FDA Approves Biosimilar Ruxience: Here's What You Need to Know


With the Food and Drug Administration’s approval of Ruxience, a biosimilar to Rituxan, patients with certain types of non-Hodgkin lymphoma and chronic lymphocytic leukemia may have improved access to a more affordable treatment option.

With the Food and Drug Administration’s (FDA) approval of Ruxience (rituximab-pvvr), a biosimilar to Rituxan (rituximab), patients with certain types of non-Hodgkin lymphoma (NHL) and chronic lymphocytic leukemia (CLL) may have improved access to a more affordable treatment option, according to Lee Greenberger, an expert with the Leukemia & Lymphoma Society (LLS).

“The use of rituximab has significantly improved treatment outcomes for patients with CLL and some of the most common (non-Hodgkin lymphomas). Since its approval in 1997, it has become a backbone of so-called R-CHOP therapy for the treatment of many B-cell (non-Hodgkin lymphomas) — approximately 80,000 new patients each year in the U.S. — which combines rituximab with cytotoxic chemotherapy,” said Greenberger, chief scientific officer of LLS. “The approval of a biosimilar for this treatment will provide a more affordable option for patients.”

What Are Biosimilars?

In the United States, this is the second biosimilar approved for Rituxan, which is one of the first monoclonal antibody cancer treatments approved by the FDA. Ruxience is now the 22nd biosimilar product available to patients.

Biosimilar approvals are contingent on the fact that they are highly similar to a reference product, or a product that has already been approved by the FDA. Biosimilars must also have no significant differences in safety or efficacy from the reference product.

In this instance, the FDA’s approval was based on data from a clinical comparative study, REFLECTIONS B3281006, which showed biosimilarity of Ruxience to Rituxan. The medication showed no clinically meaningful differences in safety or efficacy compared with Rituxan in patients with CD20-positive, low tumor burden follicular lymphoma.

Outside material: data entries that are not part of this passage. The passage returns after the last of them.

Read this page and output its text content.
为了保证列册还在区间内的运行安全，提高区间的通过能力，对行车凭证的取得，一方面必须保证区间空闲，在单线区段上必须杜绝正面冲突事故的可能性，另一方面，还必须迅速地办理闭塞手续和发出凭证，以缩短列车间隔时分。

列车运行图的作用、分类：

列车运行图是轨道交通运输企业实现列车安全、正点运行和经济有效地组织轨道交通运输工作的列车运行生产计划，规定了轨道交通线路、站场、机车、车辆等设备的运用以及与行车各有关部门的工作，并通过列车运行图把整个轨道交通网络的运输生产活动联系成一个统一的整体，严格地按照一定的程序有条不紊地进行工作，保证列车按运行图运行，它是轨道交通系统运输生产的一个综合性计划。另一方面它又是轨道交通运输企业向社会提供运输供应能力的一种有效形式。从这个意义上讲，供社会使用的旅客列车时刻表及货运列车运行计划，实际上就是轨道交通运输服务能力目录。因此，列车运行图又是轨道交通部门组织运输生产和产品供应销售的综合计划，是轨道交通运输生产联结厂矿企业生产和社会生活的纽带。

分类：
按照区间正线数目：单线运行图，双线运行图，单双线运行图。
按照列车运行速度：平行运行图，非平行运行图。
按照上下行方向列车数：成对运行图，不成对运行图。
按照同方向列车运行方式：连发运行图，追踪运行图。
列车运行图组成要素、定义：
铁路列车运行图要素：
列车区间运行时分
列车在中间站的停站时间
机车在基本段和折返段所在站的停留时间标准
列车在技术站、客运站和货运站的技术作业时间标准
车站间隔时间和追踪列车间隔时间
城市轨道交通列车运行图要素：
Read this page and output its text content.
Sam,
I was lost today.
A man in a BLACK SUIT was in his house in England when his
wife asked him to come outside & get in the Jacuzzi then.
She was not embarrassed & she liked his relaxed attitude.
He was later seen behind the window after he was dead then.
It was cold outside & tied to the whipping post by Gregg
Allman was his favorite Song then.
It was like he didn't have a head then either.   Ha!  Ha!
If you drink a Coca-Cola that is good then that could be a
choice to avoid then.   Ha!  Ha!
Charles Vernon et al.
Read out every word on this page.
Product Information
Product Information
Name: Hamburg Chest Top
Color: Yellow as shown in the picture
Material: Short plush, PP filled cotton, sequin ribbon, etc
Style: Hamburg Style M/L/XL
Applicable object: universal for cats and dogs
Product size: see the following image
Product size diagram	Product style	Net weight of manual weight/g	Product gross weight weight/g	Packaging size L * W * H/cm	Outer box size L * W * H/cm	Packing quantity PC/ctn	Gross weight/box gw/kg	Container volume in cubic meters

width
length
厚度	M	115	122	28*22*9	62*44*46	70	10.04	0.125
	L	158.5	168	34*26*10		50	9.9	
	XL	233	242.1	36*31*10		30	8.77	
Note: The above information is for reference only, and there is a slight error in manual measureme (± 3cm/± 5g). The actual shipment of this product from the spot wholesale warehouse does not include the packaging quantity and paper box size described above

What Does This Mean for Patients?

Biosimilars have significantly changed the health care industry over the last 10 years — particularly in making cancer treatment financially sustainable.

“Patients with CD-20 positive lymphoma and CLL need more options for treatment, and this latest approval adds to the arsenal of therapies, while introducing more competition into the marketplace, which will hopefully bring costs down for patients,” said Greenberger. “In particular, rituximab is now approved for combination with other on-patent oral therapies for CLL. What used to be therapy with two on-patent, expensive drugs should now be less expensive and create better options especially for patients with limited financial means.”

Innovations in treatment, such as the biosimilar approval, are something patients with cancer can look forward to, he added.

“In the future, a much more detailed molecular understanding of patients with CLL and (non-Hodgkin lymphomas) will allow us to bring the right medicine to the right patient at the right time,” said Greenberger. “(The Leukemia & Lymphoma Society’s) vision is to cure the patient on the first round of therapy instead of going through multiple therapies at great inconvenience and cost to the patient and health care system.”